Characterization of O-glycans linked to serine or threonine residues in glycoproteins has mostly been achieved using chemical reaction approaches because there are no known O-glycan-specific endoglycosidases. Most O-glycans are modified with sialic acid residues at the non-reducing termini through various linkages. In this study, we developed a novel approach for sialic acid linkage-specific O-linked glycan analysis through lactone-driven ester-to-amide derivatization combined with non-reductive β-elimination in the presence of hydroxylamine. O-glycans released by non-reductive β-elimination were efficiently purified using glycoblotting via chemoselective ligation between carbohydrates and a hydrazide-functionalized polymer, followed by modification of methyl or ethyl ester groups of sialic acid residues on solid-phase. In-solution lactone-driven ester-to-amide derivatization of ethyl-esterified O-glycans was performed, and the resulting sialylated glycan isomers were discriminated by mass spectrometry. In combination with PNGase F digestion, we carried out simultaneous, quantitative, and sialic acid linkage-specific N- and O-linked glycan analyses of a model glycoprotein and human cartilage tissue. This novel glycomic approach will facilitate detailed characterization of biologically relevant sialylated N- and O-glycans on glycoproteins.

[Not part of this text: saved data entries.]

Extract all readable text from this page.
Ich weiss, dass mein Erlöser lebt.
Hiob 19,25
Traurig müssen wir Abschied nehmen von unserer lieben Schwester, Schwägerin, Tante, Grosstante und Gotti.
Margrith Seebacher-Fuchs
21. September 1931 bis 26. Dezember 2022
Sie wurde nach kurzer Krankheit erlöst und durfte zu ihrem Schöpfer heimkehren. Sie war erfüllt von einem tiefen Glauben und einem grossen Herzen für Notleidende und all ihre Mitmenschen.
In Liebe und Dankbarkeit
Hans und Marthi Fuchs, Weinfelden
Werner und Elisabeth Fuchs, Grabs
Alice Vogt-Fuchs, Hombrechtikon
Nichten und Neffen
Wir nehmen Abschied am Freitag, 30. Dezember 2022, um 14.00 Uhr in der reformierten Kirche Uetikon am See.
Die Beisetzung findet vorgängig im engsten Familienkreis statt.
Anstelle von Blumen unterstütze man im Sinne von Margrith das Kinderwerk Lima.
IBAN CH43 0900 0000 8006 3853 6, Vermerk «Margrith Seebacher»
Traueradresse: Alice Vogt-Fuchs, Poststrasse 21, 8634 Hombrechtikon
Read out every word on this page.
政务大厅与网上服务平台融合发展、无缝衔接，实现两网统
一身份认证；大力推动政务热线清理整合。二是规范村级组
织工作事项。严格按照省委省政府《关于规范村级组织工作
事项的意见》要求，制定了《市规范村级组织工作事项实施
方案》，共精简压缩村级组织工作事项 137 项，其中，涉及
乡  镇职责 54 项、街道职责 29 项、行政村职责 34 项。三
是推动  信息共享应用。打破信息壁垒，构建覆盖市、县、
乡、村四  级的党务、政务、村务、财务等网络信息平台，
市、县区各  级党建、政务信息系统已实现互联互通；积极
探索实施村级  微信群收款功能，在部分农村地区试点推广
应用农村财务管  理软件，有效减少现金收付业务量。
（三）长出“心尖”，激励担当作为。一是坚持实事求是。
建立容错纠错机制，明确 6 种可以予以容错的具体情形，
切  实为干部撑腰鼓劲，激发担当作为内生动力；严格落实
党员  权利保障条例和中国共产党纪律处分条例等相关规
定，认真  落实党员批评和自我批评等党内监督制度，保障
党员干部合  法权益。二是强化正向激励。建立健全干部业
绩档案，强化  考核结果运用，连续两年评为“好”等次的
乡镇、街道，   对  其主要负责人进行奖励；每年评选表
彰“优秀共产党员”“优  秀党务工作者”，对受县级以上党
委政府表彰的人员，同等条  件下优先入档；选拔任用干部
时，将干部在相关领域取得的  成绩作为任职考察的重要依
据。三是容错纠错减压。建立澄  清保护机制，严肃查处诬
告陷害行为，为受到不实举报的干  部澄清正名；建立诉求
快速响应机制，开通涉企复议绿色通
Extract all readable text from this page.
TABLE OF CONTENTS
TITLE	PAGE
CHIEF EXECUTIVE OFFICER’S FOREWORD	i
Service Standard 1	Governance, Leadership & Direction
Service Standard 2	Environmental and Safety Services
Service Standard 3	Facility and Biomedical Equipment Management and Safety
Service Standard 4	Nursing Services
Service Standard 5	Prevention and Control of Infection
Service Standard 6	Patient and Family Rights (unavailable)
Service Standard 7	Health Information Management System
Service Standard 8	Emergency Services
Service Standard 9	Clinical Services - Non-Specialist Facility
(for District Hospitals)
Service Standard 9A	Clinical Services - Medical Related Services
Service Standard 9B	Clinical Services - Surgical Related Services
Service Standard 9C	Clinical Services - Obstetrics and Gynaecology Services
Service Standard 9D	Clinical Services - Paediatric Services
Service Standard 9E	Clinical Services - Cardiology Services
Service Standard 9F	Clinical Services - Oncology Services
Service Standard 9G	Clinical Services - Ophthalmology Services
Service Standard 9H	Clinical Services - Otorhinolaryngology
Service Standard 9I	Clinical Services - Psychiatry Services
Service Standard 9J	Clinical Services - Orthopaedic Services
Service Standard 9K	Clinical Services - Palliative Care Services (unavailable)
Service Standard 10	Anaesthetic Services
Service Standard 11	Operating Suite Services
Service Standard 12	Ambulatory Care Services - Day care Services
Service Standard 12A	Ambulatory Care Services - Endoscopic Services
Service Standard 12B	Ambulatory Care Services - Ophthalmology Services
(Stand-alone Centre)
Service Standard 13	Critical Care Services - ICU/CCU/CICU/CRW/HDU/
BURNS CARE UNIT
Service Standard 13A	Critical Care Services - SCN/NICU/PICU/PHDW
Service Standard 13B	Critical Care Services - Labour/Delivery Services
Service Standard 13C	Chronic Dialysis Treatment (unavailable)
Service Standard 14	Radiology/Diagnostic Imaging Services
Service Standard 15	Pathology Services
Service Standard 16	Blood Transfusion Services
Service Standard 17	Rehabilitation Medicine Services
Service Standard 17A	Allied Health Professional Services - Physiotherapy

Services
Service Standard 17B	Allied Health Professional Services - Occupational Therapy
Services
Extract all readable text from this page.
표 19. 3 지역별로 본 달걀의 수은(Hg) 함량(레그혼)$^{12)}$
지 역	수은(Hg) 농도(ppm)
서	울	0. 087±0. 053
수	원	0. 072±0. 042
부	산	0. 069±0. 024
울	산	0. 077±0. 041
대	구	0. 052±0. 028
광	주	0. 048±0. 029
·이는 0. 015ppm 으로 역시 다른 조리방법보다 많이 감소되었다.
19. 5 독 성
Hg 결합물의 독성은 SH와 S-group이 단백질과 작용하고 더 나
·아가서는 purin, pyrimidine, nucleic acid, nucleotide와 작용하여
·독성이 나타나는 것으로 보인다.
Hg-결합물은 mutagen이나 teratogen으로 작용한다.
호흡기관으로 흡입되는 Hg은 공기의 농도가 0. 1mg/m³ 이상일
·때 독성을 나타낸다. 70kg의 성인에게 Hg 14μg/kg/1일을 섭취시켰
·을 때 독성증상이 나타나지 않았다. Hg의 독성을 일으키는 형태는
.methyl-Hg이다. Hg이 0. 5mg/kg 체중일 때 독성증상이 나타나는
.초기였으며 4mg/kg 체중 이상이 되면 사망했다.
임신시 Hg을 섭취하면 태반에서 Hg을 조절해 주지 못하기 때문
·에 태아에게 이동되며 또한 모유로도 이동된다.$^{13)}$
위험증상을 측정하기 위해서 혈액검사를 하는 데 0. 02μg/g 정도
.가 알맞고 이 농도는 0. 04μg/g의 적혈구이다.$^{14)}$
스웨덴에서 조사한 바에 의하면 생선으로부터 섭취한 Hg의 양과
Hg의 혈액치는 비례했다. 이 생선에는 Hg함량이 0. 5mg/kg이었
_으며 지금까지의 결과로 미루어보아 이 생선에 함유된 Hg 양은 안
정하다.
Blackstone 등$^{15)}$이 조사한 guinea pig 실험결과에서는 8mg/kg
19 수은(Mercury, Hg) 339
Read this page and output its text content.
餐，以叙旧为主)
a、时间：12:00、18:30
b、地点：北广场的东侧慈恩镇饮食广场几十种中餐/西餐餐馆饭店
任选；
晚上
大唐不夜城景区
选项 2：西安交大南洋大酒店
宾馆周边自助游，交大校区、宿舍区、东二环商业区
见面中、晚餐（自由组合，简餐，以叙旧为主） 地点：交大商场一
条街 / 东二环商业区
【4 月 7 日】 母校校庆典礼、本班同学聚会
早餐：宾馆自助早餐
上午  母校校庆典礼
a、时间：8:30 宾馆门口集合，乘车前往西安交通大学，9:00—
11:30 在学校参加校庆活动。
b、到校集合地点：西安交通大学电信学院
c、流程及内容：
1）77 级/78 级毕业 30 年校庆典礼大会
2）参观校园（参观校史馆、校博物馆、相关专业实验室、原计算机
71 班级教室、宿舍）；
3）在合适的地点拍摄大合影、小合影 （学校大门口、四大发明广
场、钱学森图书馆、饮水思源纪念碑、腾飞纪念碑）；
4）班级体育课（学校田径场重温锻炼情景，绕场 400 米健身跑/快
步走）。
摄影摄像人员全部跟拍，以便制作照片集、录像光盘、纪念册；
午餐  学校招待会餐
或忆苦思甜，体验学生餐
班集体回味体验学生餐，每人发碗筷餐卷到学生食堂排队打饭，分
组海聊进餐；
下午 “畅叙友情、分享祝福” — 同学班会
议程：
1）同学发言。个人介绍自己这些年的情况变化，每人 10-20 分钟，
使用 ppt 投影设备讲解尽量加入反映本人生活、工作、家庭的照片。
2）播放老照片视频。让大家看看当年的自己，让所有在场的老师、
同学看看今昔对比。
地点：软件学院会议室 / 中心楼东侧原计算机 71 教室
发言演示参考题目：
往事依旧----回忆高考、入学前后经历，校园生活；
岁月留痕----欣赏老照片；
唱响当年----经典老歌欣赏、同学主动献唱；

与糖蛋白中的丝氨酸或苏氨酸残基相连的O-聚糖的表征主要是使用化学反应方法实现的，因为没有已知的O-聚糖特异性内切糖苷酶。大多数O-聚糖在非还原末端通过各种连接被唾液酸残基修饰。在这项研究中，我们开发了一种新方法，用于通过内酯驱动的酯-酰胺衍生化结合非还原性 β-消除在羟胺存在下分析唾液酸键特异性 O-连接聚糖。欧通过碳水化合物和酰肼官能化聚合物之间的化学选择性连接，使用糖印迹法有效纯化非还原性 β- 消除释放的 - 聚糖，然后在固相上修饰唾液酸残基的甲基或乙基酯基团。进行了乙酯化O-聚糖的溶液内酯驱动的酯-酰胺衍生化，并通过质谱法区分了所得的唾液酸化聚糖异构体。结合 PNGase F 消化，我们进行了同步、定量和唾液酸键特异性N - 和O-模型糖蛋白和人类软骨组织的连接聚糖分析。这种新颖的糖组学方法将有助于详细表征糖蛋白上与生物学相关的唾液酸化N - 和O - 聚糖。